Myers has also spearheaded an effort to reduce the state’s net metering program, which reimburses customers who have rooftop solar for selling excess power back to electric utilities. Under a program adopted in 2008, the rates customers can get is scheduled to drop up to 10 percent each year.
In August, Myers proposed an amendment that would have imposed deeper cuts, which he said would make up for a pause imposed during the Covid-19 pandemic. The amendment was tabled, but the commission could vote as early as October to reopen the entire net metering program to adjust the rate or other aspects.
Myers, who could not discuss details of the rulemaking, said it fits into his efforts to eliminate “cost shift,” since nonsolar customers of utilities end up indirectly paying for the power purchased under net metering.
But critics say the decision is yet another move that could crimp the solar market at a time when the technology has dropped in price and there are robust incentives from the federal government.

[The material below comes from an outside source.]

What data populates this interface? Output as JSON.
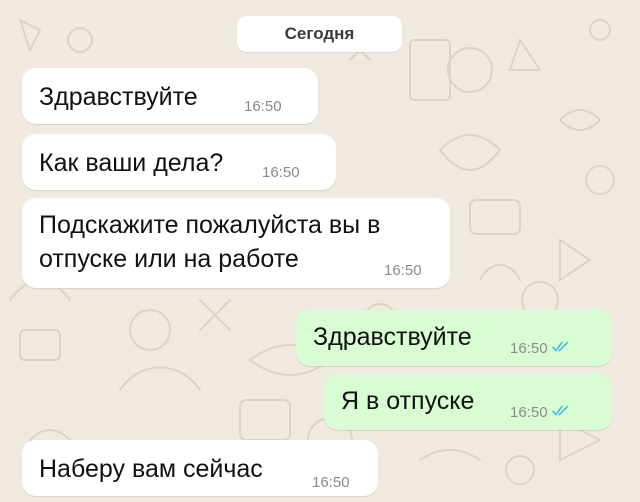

“If the rates drop, you can expect even fewer customers to install solar and that could have a huge impact on revenue and operations for the solar industry,” said Autumn Johnson, executive director of the Arizona Solar Energy Industries Association.
She added that the net metering debate seems driven more by politics than by the commission’s stated goal of regulatory certainty.
“Redoing decisions that a previous commission made just because you don’t like them doesn’t seem good for certainty,” Johnson said.
Ormond, the former energy office head, said the typically sleepy ACC proceedings have now become more politicized, part of a broader shift to the right among national Republicans.
“When people are showing up at rate cases and docket hearings to warn about Agenda 21, I’m not sure that’s a stakeholder who’s deeply engaged in the process,” Ormond said, referring to a conservative conspiracy theory about a nonbinding United Nations sustainability plan. “It’s challenging when the process gets more political.”
The Arizona Legislature, meanwhile, has a more limited constitutional role in setting energy policy than the ACC. It also has not done much with it.
In the most recent legislative session that ended in July, Republican lawmakers passed a bill that would have required utilities to prioritize grid reliability and affordability rather than sustainability or emissions when lining up energy sources. Another bill would have placed new requirements on solar and wind plants, including a requirement to post bonds if the owner goes bankrupt.
Hobbs vetoed both bills, saying in a veto message that the latter bill “would have a deep chilling effect on renewable energy development in Arizona.”
Another bill, which failed in the Senate after passing the House, would have stripped power from the ACC by requiring that lawmakers ratify any proposed rule that would have cost more than $500,000 over two years.
“I guess I shouldn’t be surprised because of the way the legislature has been moving, but I am surprised at how extreme some of the bills were,” said the Sierra Club’s Bahr. “I thought there might be areas where they could come together, especially when there’s money on the table from the Inflation Reduction Act. In the past, they might have found a way to leverage those dollars. But there’s none of that right now.”